RISAA is meant to be a compromise between the Protect Liberty and End Warrantless Surveillance Act and the FISA Reform and Reauthorization Act. The former bill was supported by privacy defenders, while the ACLU warned that the latter "would greatly expand the government's ability to spy on Americans without a warrant."
Proponents are touting RISAA's 56 purported reforms. Johnson asserted last week that the legislation "will establish new procedures to rein in the FBI, increase accountability at the Foreign Intelligence Surveillance Court (FISC), impose penalties for wrongdoing, and institute unprecedented transparency across the FISA process so we no longer have to wait years to uncover potential abuses."
However, civil liberties defenders warn that many of RISAA's so-called reforms are little more than window dressing that preserve the status quo.
"Making 56 ineffective tweaks to a fundamentally broken law is not reforming it," said the Brennan Center, EPIC, and FreedomWorks.
Johnson had previously supported closing the so-called data broker loophole—which the government exploits to purchase sensitive information—and the backdoor search loophole, through which domestic law enforcement agencies can access Americans' communications without a warrant. While the House is expected to vote Thursday on an amendment to close the backdoor search loophole, lawmakers are also likely to vote on three FISA expansions and special protections that only apply to members of Congress.
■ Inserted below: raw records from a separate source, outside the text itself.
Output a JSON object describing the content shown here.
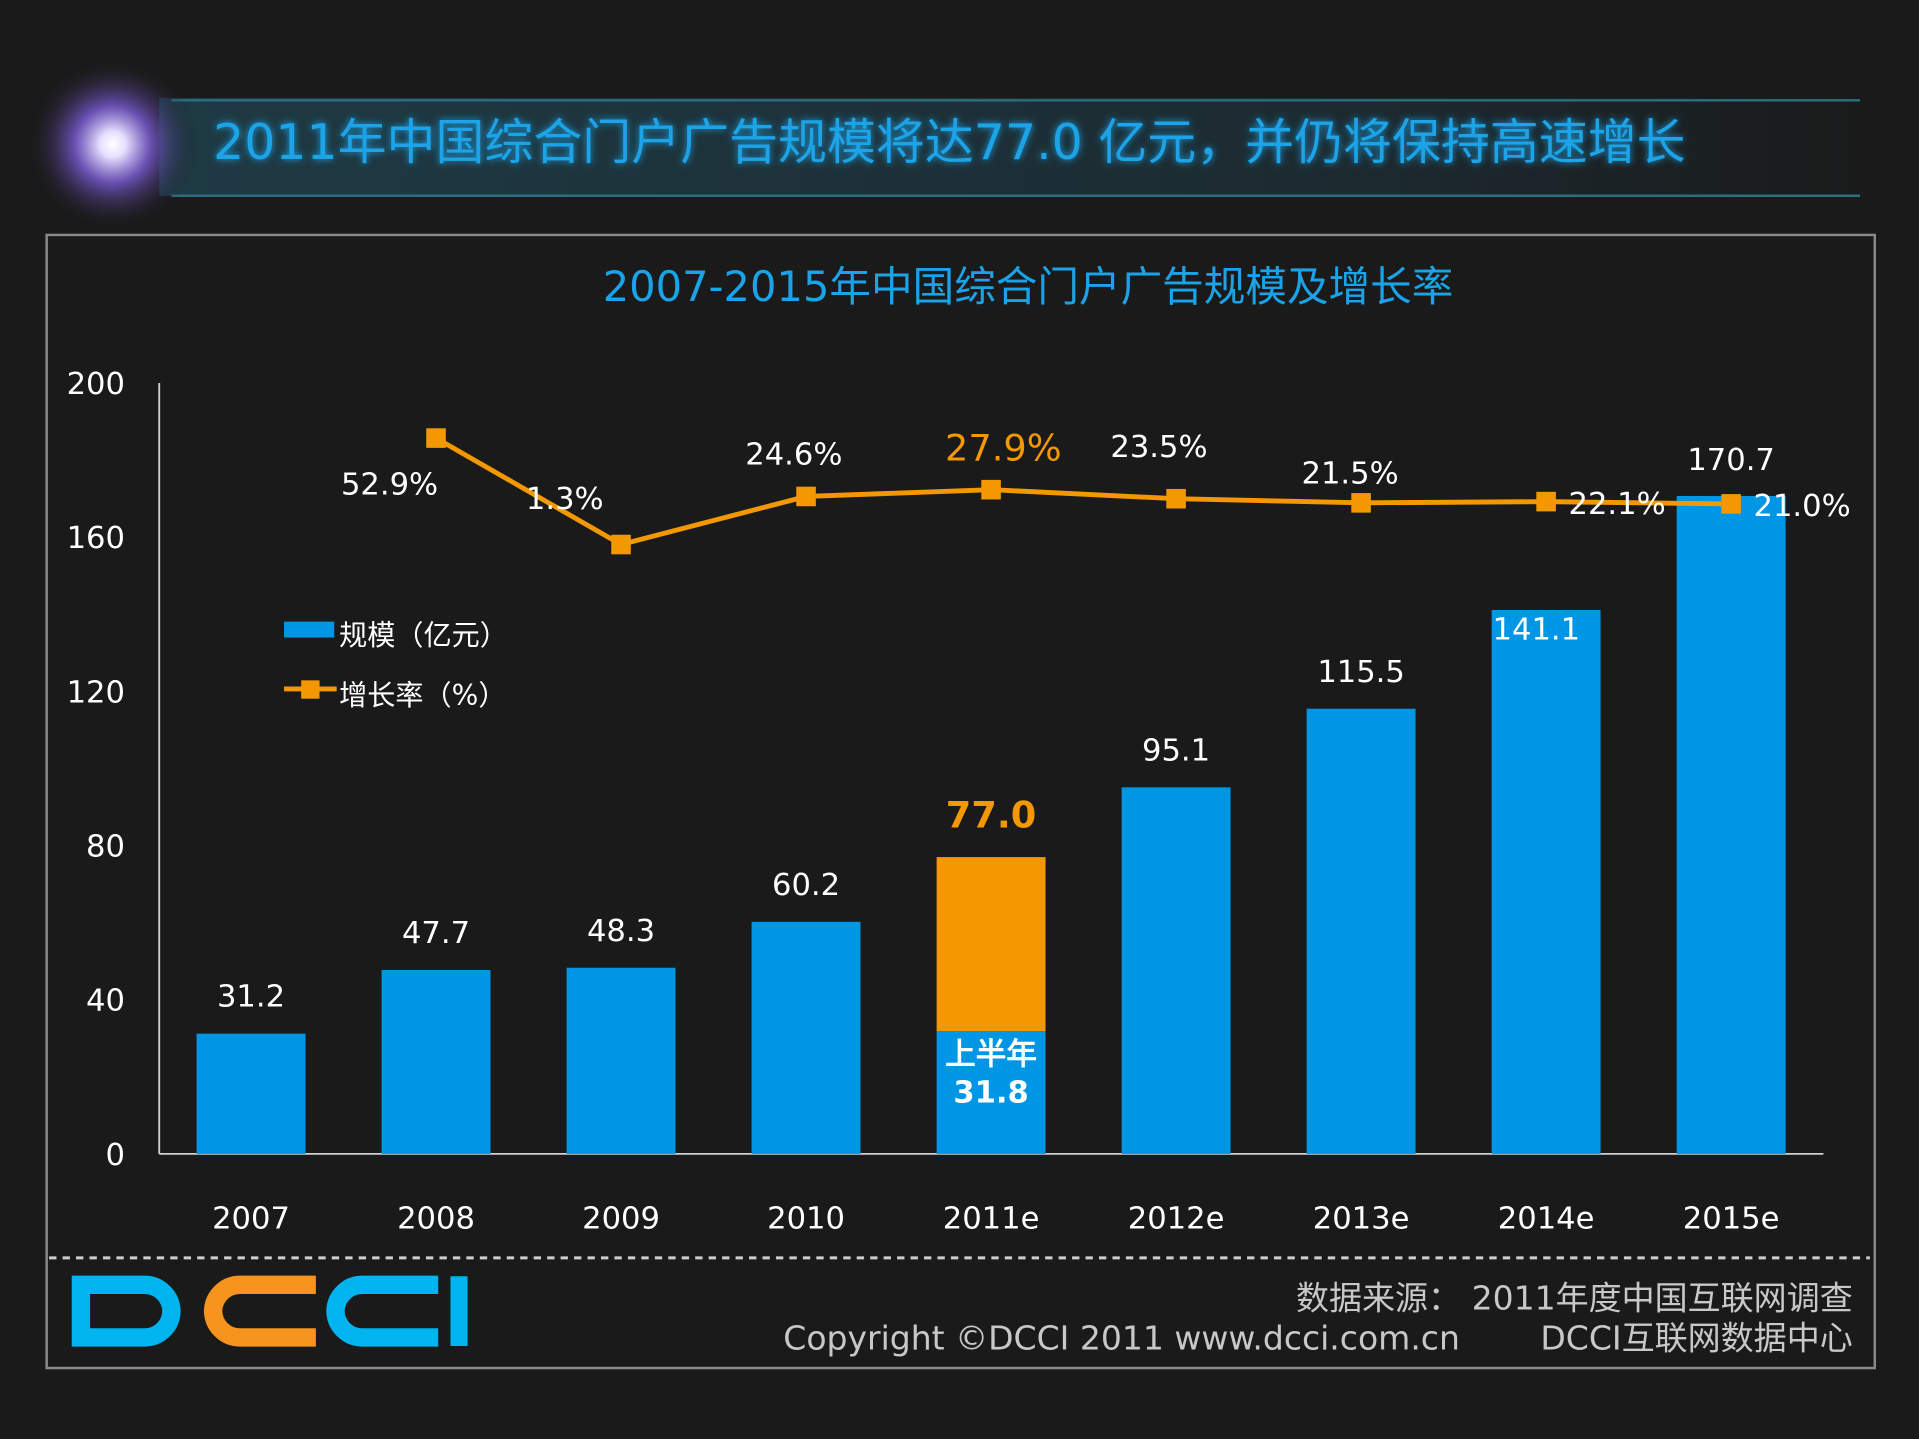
{
  "header": {
    "title": "2011年中国综合门户广告规模将达77.0 亿元，并仍将保持高速增长"
  },
  "colors": {
    "bar": "#0096e6",
    "highlight": "#f39800",
    "title": "#1aa3e8",
    "background": "#1a1a1a",
    "footer_text": "#c8c8c8"
  },
  "chart_data": {
    "type": "bar",
    "title": "2007-2015年中国综合门户广告规模及增长率",
    "categories": [
      "2007",
      "2008",
      "2009",
      "2010",
      "2011e",
      "2012e",
      "2013e",
      "2014e",
      "2015e"
    ],
    "ylim": [
      0,
      200
    ],
    "yticks": [
      "0",
      "40",
      "80",
      "120",
      "160",
      "200"
    ],
    "grid": false,
    "legend_placement": "upper-left",
    "series": [
      {
        "name": "规模（亿元）",
        "type": "bar",
        "values": [
          31.2,
          47.7,
          48.3,
          60.2,
          77.0,
          95.1,
          115.5,
          141.1,
          170.7
        ],
        "labels": [
          "31.2",
          "47.7",
          "48.3",
          "60.2",
          "77.0",
          "95.1",
          "115.5",
          "141.1",
          "170.7"
        ]
      },
      {
        "name": "增长率（%）",
        "type": "line",
        "values": [
          null,
          52.9,
          1.3,
          24.6,
          27.9,
          23.5,
          21.5,
          22.1,
          21.0
        ],
        "labels": [
          "",
          "52.9%",
          "1.3%",
          "24.6%",
          "27.9%",
          "23.5%",
          "21.5%",
          "22.1%",
          "21.0%"
        ]
      }
    ],
    "annotation": {
      "category": "2011e",
      "label": "上半年",
      "value": 31.8,
      "value_label": "31.8"
    }
  },
  "footer": {
    "logo": "DCCI",
    "source": "数据来源： 2011年度中国互联网调查",
    "copyright": "Copyright ©DCCI 2011 www.dcci.com.cn",
    "org": "DCCI互联网数据中心"
  }
}
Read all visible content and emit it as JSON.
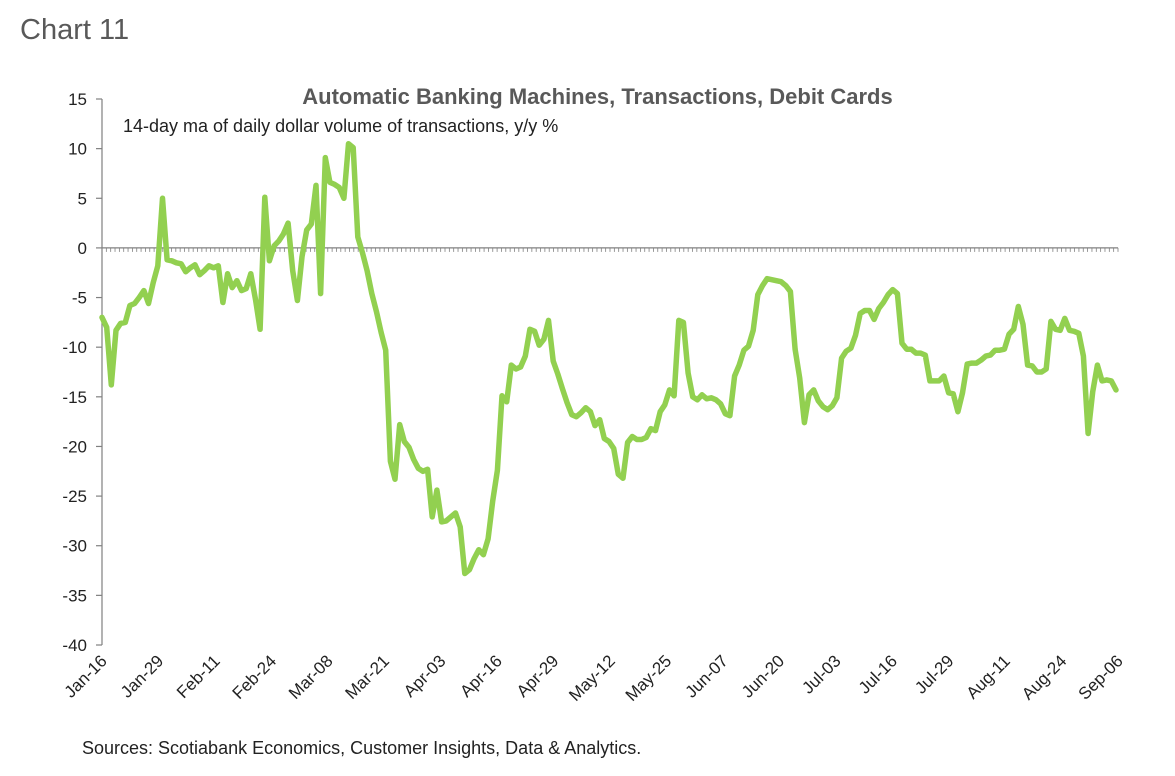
{
  "label": "Chart 11",
  "chart_data": {
    "type": "line",
    "title": "Automatic Banking Machines, Transactions, Debit Cards",
    "subtitle": "14-day ma of daily dollar volume of transactions, y/y %",
    "source": "Sources: Scotiabank Economics, Customer Insights, Data & Analytics.",
    "ylim": [
      -40,
      15
    ],
    "yticks": [
      15,
      10,
      5,
      0,
      -5,
      -10,
      -15,
      -20,
      -25,
      -30,
      -35,
      -40
    ],
    "xlim": [
      "Jan-16",
      "Sep-07"
    ],
    "xticks": [
      "Jan-16",
      "Jan-29",
      "Feb-11",
      "Feb-24",
      "Mar-08",
      "Mar-21",
      "Apr-03",
      "Apr-16",
      "Apr-29",
      "May-12",
      "May-25",
      "Jun-07",
      "Jun-20",
      "Jul-03",
      "Jul-16",
      "Jul-29",
      "Aug-11",
      "Aug-24",
      "Sep-06"
    ],
    "series": [
      {
        "color": "#92d050",
        "values": [
          -7,
          -8,
          -13.8,
          -8.3,
          -7.6,
          -7.5,
          -5.8,
          -5.6,
          -5,
          -4.3,
          -5.6,
          -3.5,
          -1.8,
          5,
          -1.2,
          -1.3,
          -1.5,
          -1.6,
          -2.4,
          -2,
          -1.7,
          -2.7,
          -2.3,
          -1.8,
          -2,
          -1.8,
          -5.5,
          -2.6,
          -4,
          -3.3,
          -4.3,
          -4.1,
          -2.6,
          -5.2,
          -8.2,
          5.1,
          -1.3,
          0.2,
          0.7,
          1.4,
          2.5,
          -2.3,
          -5.3,
          -0.9,
          1.8,
          2.4,
          6.3,
          -4.6,
          9.1,
          6.6,
          6.4,
          6.1,
          5,
          10.5,
          10.1,
          1.1,
          -0.5,
          -2.3,
          -4.6,
          -6.4,
          -8.5,
          -10.3,
          -21.5,
          -23.3,
          -17.8,
          -19.5,
          -20.1,
          -21.3,
          -22.2,
          -22.5,
          -22.3,
          -27.1,
          -24.4,
          -27.6,
          -27.5,
          -27.1,
          -26.7,
          -28.1,
          -32.8,
          -32.4,
          -31.3,
          -30.4,
          -30.9,
          -29.3,
          -25.5,
          -22.4,
          -14.9,
          -15.5,
          -11.8,
          -12.2,
          -12,
          -10.9,
          -8.2,
          -8.4,
          -9.8,
          -9.2,
          -7.3,
          -11.4,
          -12.7,
          -14.2,
          -15.6,
          -16.8,
          -17,
          -16.6,
          -16.1,
          -16.5,
          -17.9,
          -17.3,
          -19.2,
          -19.5,
          -20.2,
          -22.8,
          -23.2,
          -19.6,
          -19,
          -19.3,
          -19.3,
          -19.1,
          -18.2,
          -18.4,
          -16.5,
          -15.8,
          -14.3,
          -14.9,
          -7.3,
          -7.5,
          -12.6,
          -15,
          -15.3,
          -14.8,
          -15.2,
          -15.1,
          -15.3,
          -15.7,
          -16.7,
          -16.9,
          -12.9,
          -11.8,
          -10.3,
          -9.9,
          -8.3,
          -4.7,
          -3.8,
          -3.1,
          -3.2,
          -3.3,
          -3.4,
          -3.8,
          -4.4,
          -10.2,
          -13.1,
          -17.6,
          -14.8,
          -14.3,
          -15.4,
          -16,
          -16.3,
          -15.9,
          -15.1,
          -11.1,
          -10.4,
          -10.1,
          -8.8,
          -6.6,
          -6.3,
          -6.3,
          -7.2,
          -6.1,
          -5.5,
          -4.7,
          -4.2,
          -4.6,
          -9.6,
          -10.2,
          -10.2,
          -10.6,
          -10.6,
          -10.8,
          -13.4,
          -13.4,
          -13.4,
          -12.9,
          -14.6,
          -14.7,
          -16.5,
          -14.6,
          -11.7,
          -11.6,
          -11.6,
          -11.3,
          -10.9,
          -10.8,
          -10.3,
          -10.3,
          -10.2,
          -8.7,
          -8.2,
          -5.9,
          -7.7,
          -11.8,
          -11.9,
          -12.5,
          -12.5,
          -12.2,
          -7.4,
          -8.2,
          -8.3,
          -7.1,
          -8.3,
          -8.4,
          -8.6,
          -10.9,
          -18.7,
          -14.5,
          -11.8,
          -13.4,
          -13.3,
          -13.4,
          -14.3
        ]
      }
    ]
  }
}
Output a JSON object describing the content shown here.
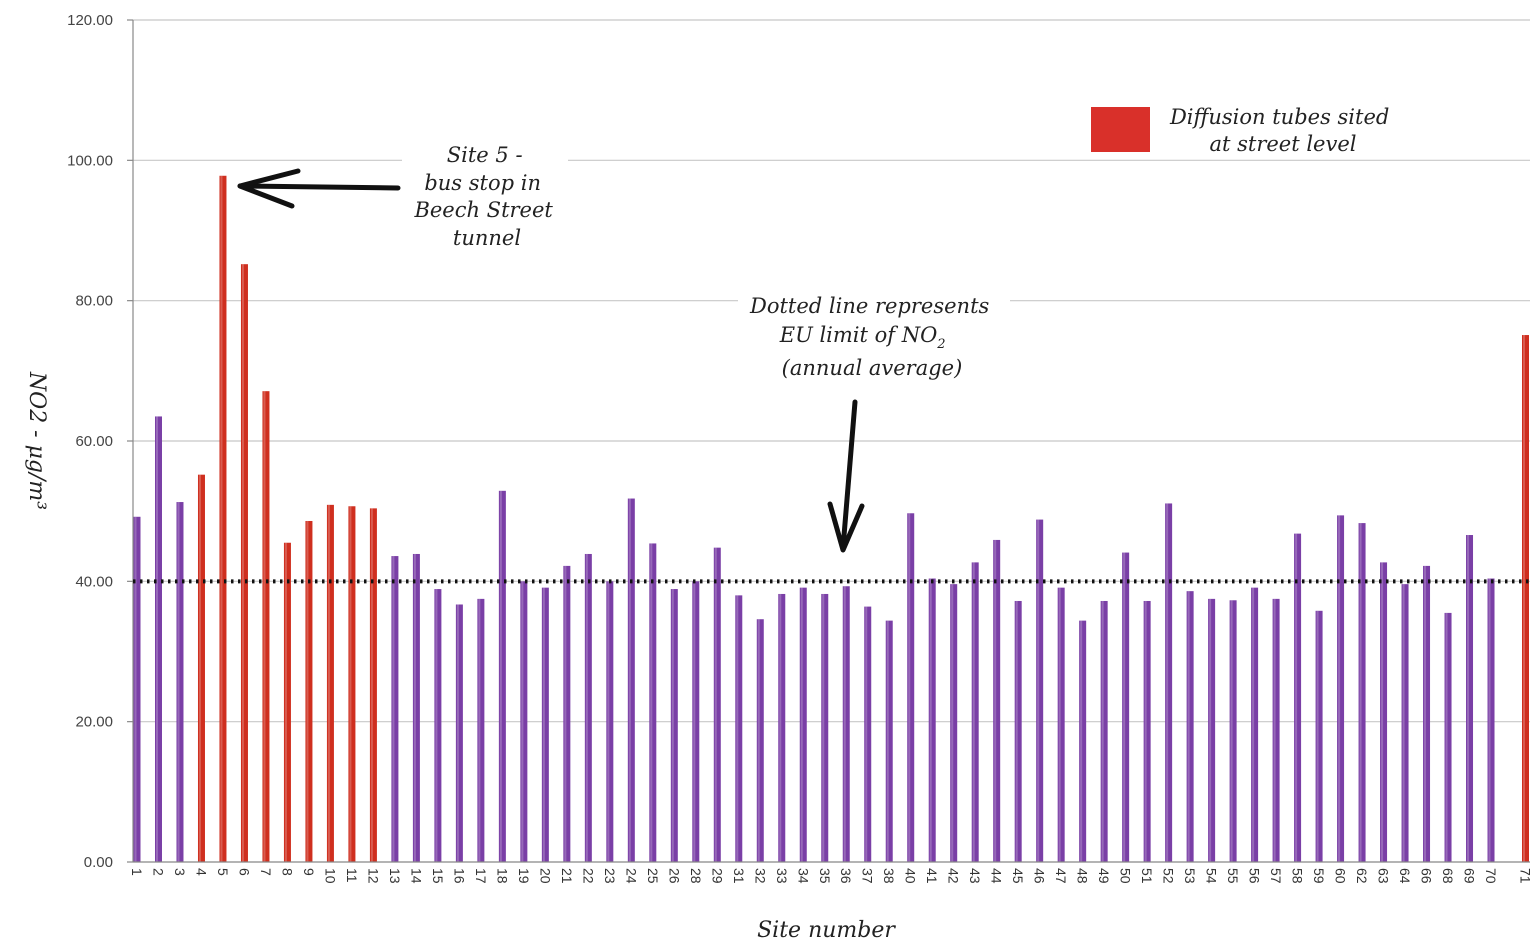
{
  "chart_data": {
    "type": "bar",
    "xlabel": "Site number",
    "ylabel": "NO2 - μg/m³",
    "ylim": [
      0,
      120
    ],
    "y_ticks": [
      "0.00",
      "20.00",
      "40.00",
      "60.00",
      "80.00",
      "100.00",
      "120.00"
    ],
    "grid": "horizontal",
    "categories": [
      "1",
      "2",
      "3",
      "4",
      "5",
      "6",
      "7",
      "8",
      "9",
      "10",
      "11",
      "12",
      "13",
      "14",
      "15",
      "16",
      "17",
      "18",
      "19",
      "20",
      "21",
      "22",
      "23",
      "24",
      "25",
      "26",
      "28",
      "29",
      "31",
      "32",
      "33",
      "34",
      "35",
      "36",
      "37",
      "38",
      "40",
      "41",
      "42",
      "43",
      "44",
      "45",
      "46",
      "47",
      "48",
      "49",
      "50",
      "51",
      "52",
      "53",
      "54",
      "55",
      "56",
      "57",
      "58",
      "59",
      "60",
      "62",
      "63",
      "64",
      "66",
      "68",
      "69",
      "70",
      "71"
    ],
    "values": [
      49.2,
      63.5,
      51.3,
      55.2,
      97.8,
      85.2,
      67.1,
      45.5,
      48.6,
      50.9,
      50.7,
      50.4,
      43.6,
      43.9,
      38.9,
      36.7,
      37.5,
      52.9,
      40.0,
      39.1,
      42.2,
      43.9,
      40.0,
      51.8,
      45.4,
      38.9,
      40.0,
      44.8,
      38.0,
      34.6,
      38.2,
      39.1,
      38.2,
      39.3,
      36.4,
      34.4,
      49.7,
      40.4,
      39.6,
      42.7,
      45.9,
      37.2,
      48.8,
      39.1,
      34.4,
      37.2,
      44.1,
      37.2,
      51.1,
      38.6,
      37.5,
      37.3,
      39.1,
      37.5,
      46.8,
      35.8,
      49.4,
      48.3,
      42.7,
      39.6,
      42.2,
      35.5,
      46.6,
      40.4,
      75.1
    ],
    "street_level_sites": [
      "4",
      "5",
      "6",
      "7",
      "8",
      "9",
      "10",
      "11",
      "12",
      "71"
    ],
    "colors": {
      "default": "#7a3fa6",
      "street": "#cf2f1f",
      "threshold": "#111111"
    },
    "threshold": 40,
    "legend": {
      "position": "top-right",
      "entries": [
        {
          "label_lines": [
            "Diffusion tubes sited",
            "at street level"
          ],
          "color": "#d9302a"
        }
      ]
    },
    "annotations": {
      "site5": [
        "Site 5 -",
        "bus stop in",
        "Beech Street",
        "tunnel"
      ],
      "eu_limit": [
        "Dotted line represents",
        "EU limit of NO",
        "(annual average)"
      ],
      "eu_limit_subscript": "2"
    }
  }
}
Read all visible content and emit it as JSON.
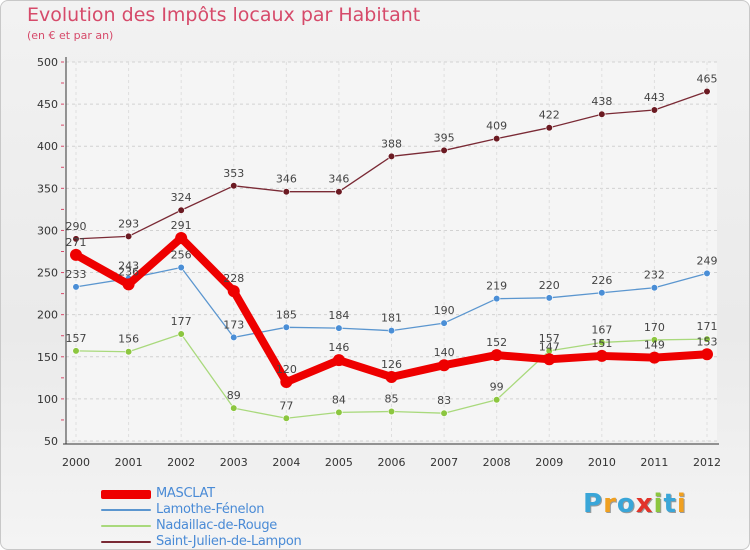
{
  "header": {
    "title": "Evolution des Impôts locaux par Habitant",
    "subtitle": "(en € et par an)"
  },
  "logo": {
    "text": "Proxiti",
    "colors": [
      "#3aa6d8",
      "#f0a020",
      "#3aa6d8",
      "#e2342a",
      "#8cc63f",
      "#3aa6d8",
      "#f0a020"
    ]
  },
  "chart_data": {
    "type": "line",
    "x": [
      "2000",
      "2001",
      "2002",
      "2003",
      "2004",
      "2005",
      "2006",
      "2007",
      "2008",
      "2009",
      "2010",
      "2011",
      "2012"
    ],
    "ylim": [
      50,
      500
    ],
    "yticks": [
      50,
      100,
      150,
      200,
      250,
      300,
      350,
      400,
      450,
      500
    ],
    "grid": true,
    "legend": "bottom-left",
    "series": [
      {
        "name": "MASCLAT",
        "color": "#ee0000",
        "emphasis": true,
        "values": [
          271,
          236,
          291,
          228,
          120,
          146,
          126,
          140,
          152,
          147,
          151,
          149,
          153
        ],
        "labels": [
          "271",
          "236",
          "291",
          "228",
          "120",
          "146",
          "126",
          "140",
          "152",
          "147",
          "151",
          "149",
          "153"
        ]
      },
      {
        "name": "Lamothe-Fénelon",
        "color": "#5b96cf",
        "point": "#4a8ed6",
        "values": [
          233,
          243,
          256,
          173,
          185,
          184,
          181,
          190,
          219,
          220,
          226,
          232,
          249
        ],
        "labels": [
          "233",
          "243",
          "256",
          "173",
          "185",
          "184",
          "181",
          "190",
          "219",
          "220",
          "226",
          "232",
          "249"
        ]
      },
      {
        "name": "Nadaillac-de-Rouge",
        "color": "#a9d97c",
        "point": "#8cc63f",
        "values": [
          157,
          156,
          177,
          89,
          77,
          84,
          85,
          83,
          99,
          157,
          167,
          170,
          171
        ],
        "labels": [
          "157",
          "156",
          "177",
          "89",
          "77",
          "84",
          "85",
          "83",
          "99",
          "157",
          "167",
          "170",
          "171"
        ]
      },
      {
        "name": "Saint-Julien-de-Lampon",
        "color": "#7a2a35",
        "point": "#6b1a22",
        "values": [
          290,
          293,
          324,
          353,
          346,
          346,
          388,
          395,
          409,
          422,
          438,
          443,
          465
        ],
        "labels": [
          "290",
          "293",
          "324",
          "353",
          "346",
          "346",
          "388",
          "395",
          "409",
          "422",
          "438",
          "443",
          "465"
        ]
      }
    ]
  }
}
"This is so disappointing—when Speaker Johnson was on the Judiciary Committee with me, he was in our coalition fighting for major FISA reforms to protect sensitive data. Now that he's speaker, he's folding to spy agencies who want to violate your privacy," Congressional Progressive Caucus Chair Pramila Jayapal (D-Wash.) wrote on social media Tuesday.
Jayapal lamented that RISAA says the "FBI has to notify congressmembers to spy on us, but regular Americans can be spied on without a warrant?"
Demand Progress policy director Sean Vitka said in a statement, "In a truly staggering betrayal of public trust, Speaker Johnson is now not only sabotaging votes on overwhelmingly popular privacy protections for Americans, he is trying to ram through the Intelligence Committee's expansions of FISA."
"This is a five-alarm fire, born from Speaker Johnson's apparent decision to jam his thumb on the scale and sell out everyone in the United States to foreign data brokers," Vitka added.
Furthermore, RISAA contains a provision that Elizabeth Goitein, co-director of the Liberty and National Security program at the Brennan Center, warns "could result in the permanent reauthorization" of Section 702 "without a single reform."
"The House must NOT pass any legislation that could be read to permanently reauthorize Section 702, let alone permanently reauthorizing it without a single reform," Goitein said. "This provision of RISAA must be fixed, or the bill should be DOA."